2) Names matter. Losing ‘climate’ from the new department’s title is a symbolic downgrading. Names matter to other politicians, whose status antennae are finely tuned. And they matter to stakeholders, like the renewables and cleantech sectors, who are already feeling bruised, and will now worry that they don’t have a champion in government. But names might not matter quite so much if other things work out:
3) Power is everything. DECC’s big problem was that it was responsible for meeting carbon targets, but the main sources of those carbon emissions (transport, industry, land use) were elsewhere. As a small department, it had very little influence over energy demand. BEIS now has direct control of industrial strategy, which is an opportunity to drive low carbon growth. And, as a bigger department, it may have more clout in fighting those battles round the cabinet table. Which makes leadership all the more important:
4) It’s all down to you, Greg. Despair would have been deep if the wrong person had been appointed to set the direction of the new department. But Greg Clark’s record on energy and climate (as documented in this useful account by CarbonBrief) is good. Like all politicians, he will need to pick his fights; the Carbon Plan to be launched in the autumn will be the first test of his mettle round the cabinet table.

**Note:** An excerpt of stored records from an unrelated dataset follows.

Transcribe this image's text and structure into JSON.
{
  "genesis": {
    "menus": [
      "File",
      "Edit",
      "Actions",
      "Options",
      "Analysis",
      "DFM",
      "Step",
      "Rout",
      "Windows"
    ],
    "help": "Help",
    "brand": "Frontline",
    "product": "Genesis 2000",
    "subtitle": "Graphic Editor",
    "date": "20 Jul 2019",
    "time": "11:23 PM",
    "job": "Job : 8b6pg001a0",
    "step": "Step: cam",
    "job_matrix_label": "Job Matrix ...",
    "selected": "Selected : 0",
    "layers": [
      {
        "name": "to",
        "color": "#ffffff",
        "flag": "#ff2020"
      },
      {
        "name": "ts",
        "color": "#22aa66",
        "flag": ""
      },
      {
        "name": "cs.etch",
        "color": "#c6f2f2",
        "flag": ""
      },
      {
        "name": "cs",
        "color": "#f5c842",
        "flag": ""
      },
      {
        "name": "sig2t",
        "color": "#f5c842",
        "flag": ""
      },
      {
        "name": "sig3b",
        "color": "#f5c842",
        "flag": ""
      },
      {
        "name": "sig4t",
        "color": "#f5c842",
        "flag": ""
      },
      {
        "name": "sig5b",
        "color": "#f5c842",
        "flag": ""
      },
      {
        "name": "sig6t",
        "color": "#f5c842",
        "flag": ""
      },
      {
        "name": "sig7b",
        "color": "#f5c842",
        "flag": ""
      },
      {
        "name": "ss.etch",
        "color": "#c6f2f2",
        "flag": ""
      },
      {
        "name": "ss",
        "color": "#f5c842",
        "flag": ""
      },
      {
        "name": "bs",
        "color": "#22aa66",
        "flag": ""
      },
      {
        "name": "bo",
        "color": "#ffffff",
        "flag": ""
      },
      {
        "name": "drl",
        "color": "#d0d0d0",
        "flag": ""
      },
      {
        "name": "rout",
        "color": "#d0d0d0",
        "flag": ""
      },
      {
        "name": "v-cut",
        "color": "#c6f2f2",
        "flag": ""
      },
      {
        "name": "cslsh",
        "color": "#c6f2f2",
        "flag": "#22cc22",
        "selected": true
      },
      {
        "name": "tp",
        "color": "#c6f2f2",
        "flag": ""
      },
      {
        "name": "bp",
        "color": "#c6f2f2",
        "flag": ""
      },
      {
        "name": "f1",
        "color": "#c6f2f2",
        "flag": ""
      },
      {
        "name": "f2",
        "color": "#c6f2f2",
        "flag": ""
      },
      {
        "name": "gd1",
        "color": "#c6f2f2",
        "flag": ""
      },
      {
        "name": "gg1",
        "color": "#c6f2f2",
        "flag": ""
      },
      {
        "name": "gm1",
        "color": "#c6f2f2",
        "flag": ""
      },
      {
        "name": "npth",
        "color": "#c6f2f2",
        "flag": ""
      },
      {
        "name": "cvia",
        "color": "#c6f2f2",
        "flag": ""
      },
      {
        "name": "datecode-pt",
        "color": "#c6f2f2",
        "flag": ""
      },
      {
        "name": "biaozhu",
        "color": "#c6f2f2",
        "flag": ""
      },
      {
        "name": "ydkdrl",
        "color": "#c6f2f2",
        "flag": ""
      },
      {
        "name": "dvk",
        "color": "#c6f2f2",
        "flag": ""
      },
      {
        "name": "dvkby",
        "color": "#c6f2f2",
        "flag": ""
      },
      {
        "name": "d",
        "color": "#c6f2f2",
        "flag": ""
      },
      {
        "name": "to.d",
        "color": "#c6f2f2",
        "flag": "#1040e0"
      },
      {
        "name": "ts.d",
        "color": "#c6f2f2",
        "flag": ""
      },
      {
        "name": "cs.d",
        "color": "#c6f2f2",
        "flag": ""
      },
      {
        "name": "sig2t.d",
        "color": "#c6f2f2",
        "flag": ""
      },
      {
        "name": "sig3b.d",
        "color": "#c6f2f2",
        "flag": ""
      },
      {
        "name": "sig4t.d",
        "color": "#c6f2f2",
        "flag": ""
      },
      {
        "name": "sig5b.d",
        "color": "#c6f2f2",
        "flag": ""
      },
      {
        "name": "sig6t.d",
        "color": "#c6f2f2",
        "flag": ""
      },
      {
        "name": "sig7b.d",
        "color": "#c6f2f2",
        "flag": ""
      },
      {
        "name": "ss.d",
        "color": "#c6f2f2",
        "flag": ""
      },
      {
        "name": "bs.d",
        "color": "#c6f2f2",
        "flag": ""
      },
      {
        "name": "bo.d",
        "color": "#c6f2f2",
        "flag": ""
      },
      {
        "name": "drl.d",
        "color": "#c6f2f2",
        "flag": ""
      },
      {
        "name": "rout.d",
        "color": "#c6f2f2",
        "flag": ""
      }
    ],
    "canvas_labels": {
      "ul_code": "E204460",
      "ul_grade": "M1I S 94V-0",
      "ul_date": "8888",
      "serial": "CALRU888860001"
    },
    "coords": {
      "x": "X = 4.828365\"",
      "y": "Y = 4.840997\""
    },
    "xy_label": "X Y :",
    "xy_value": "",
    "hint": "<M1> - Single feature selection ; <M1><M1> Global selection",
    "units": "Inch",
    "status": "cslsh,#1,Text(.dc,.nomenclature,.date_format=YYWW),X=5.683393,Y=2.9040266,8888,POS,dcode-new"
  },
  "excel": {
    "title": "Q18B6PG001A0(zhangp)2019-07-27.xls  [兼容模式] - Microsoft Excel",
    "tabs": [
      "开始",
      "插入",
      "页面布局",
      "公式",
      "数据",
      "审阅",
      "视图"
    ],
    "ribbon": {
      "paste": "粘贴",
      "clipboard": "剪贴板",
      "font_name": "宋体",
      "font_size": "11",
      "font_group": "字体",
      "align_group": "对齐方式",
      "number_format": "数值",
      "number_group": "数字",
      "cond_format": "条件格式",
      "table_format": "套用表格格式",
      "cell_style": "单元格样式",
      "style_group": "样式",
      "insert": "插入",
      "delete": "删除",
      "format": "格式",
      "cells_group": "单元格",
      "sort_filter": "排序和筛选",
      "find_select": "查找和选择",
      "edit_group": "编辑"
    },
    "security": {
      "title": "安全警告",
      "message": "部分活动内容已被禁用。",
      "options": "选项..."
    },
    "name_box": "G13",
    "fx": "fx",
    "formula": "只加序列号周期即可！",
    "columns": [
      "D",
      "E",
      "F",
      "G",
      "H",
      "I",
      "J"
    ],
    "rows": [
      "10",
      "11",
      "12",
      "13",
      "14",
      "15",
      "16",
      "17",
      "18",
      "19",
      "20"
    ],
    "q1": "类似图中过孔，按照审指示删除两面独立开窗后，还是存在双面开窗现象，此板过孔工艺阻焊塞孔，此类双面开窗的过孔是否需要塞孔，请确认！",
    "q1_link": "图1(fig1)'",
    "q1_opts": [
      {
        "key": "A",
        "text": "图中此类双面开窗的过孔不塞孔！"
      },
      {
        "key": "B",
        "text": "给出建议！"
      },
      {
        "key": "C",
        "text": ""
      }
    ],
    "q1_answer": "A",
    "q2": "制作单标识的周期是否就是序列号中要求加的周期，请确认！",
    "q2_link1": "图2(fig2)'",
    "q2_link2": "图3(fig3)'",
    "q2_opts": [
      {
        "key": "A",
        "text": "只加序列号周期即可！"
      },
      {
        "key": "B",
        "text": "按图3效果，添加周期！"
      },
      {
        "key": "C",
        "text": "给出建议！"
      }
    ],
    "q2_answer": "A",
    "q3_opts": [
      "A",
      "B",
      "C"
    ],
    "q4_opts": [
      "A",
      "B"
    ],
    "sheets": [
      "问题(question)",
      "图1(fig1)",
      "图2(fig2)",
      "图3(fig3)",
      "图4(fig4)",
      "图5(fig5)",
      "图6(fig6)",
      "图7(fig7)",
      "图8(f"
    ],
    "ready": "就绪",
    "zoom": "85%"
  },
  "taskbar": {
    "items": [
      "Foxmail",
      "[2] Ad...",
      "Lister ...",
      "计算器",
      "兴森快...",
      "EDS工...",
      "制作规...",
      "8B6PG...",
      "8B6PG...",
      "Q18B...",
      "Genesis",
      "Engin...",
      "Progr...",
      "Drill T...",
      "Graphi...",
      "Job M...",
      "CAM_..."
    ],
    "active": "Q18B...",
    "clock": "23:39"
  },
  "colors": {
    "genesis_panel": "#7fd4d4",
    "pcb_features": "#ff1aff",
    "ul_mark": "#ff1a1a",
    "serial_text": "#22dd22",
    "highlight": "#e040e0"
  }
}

5) Joint working is harder than it looks. In newly formed departments, different units keep their own identity, and creating a shared culture is difficult. As Ed Miliband has candidly admitted, when DECC was formed “the people who’d worked in energy thought that the people who were from the environment department were a bunch of muesli-eating sandal-wearers, and the people who’d come from the environment part of the department thought the energy people were a bunch of petrol-headed technocrats.” So again, the role of the secretary of state in setting the agenda for the department is crucial.
6) Don’t underestimate the disruption. New departments tend to turn inward, with staff restructures, office moves, pay negotiations and communications challenges all reducing the ability of officials to get on with the job in hand. This may sound trivial, but it isn’t. The Institute for Government estimates that costs of a merger are around £15 million – money that isn’t there. (Their 2010 report on making and breaking Whitehall Departments is a sobering read.) Combined with the administrative challenges of extricating ourselves from the European Union, the burden on civil servants will be huge.

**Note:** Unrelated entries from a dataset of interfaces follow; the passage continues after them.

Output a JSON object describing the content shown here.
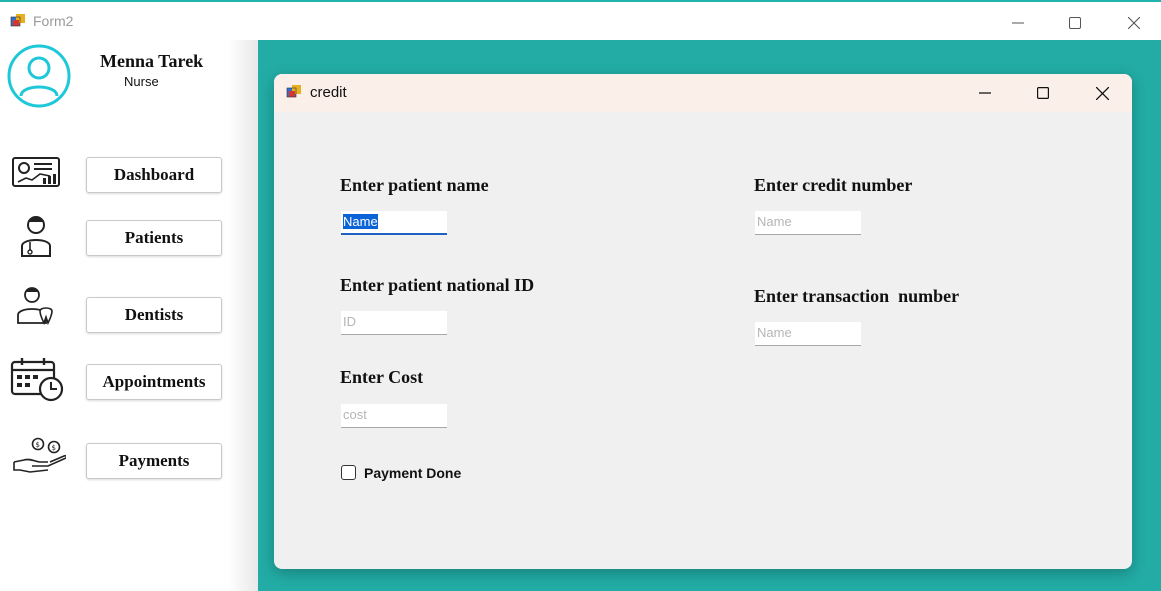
{
  "window": {
    "title": "Form2",
    "app_icon": "winforms-app-icon",
    "controls": [
      "minimize-icon",
      "maximize-icon",
      "close-icon"
    ]
  },
  "sidebar": {
    "user": {
      "name": "Menna Tarek",
      "role": "Nurse",
      "avatar_icon": "user-avatar-icon"
    },
    "items": [
      {
        "label": "Dashboard",
        "icon": "dashboard-icon"
      },
      {
        "label": "Patients",
        "icon": "patient-icon"
      },
      {
        "label": "Dentists",
        "icon": "dentist-icon"
      },
      {
        "label": "Appointments",
        "icon": "calendar-clock-icon"
      },
      {
        "label": "Payments",
        "icon": "payment-hand-icon"
      }
    ]
  },
  "dialog": {
    "title": "credit",
    "fields": {
      "patient_name": {
        "label": "Enter patient name",
        "value": "Name",
        "selected": true
      },
      "national_id": {
        "label": "Enter patient national ID",
        "placeholder": "ID"
      },
      "cost": {
        "label": "Enter Cost",
        "placeholder": "cost"
      },
      "credit_number": {
        "label": "Enter credit number",
        "placeholder": "Name"
      },
      "transaction_number": {
        "label": "Enter transaction  number",
        "placeholder": "Name"
      }
    },
    "payment_done": {
      "label": "Payment Done",
      "checked": false
    }
  },
  "colors": {
    "accent_teal": "#22aca5",
    "dialog_bg": "#f0f0f0",
    "dialog_title_bg": "#fbefe9",
    "avatar_cyan": "#1ec8d8",
    "selection_blue": "#0a64d8"
  }
}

7) And, finally: the Treasury’s always in charge, anyway. The big story of DECC’s final years was the Treasury’s iron grip on energy, whether or not public money was being spent. The levy control framework, established in the coalition years, was essentially a Treasury coup, wresting control of renewables policy from a department it believed had gone native. The relationship of BEIS with the Treasury will be a big influence in its success or failure.
We have an international agreement on climate change, and a strong national framework in the form of the Climate Change Act and carbon budgets. But our record on implementation is ambivalent at best. We’ll be watching you, BEIS.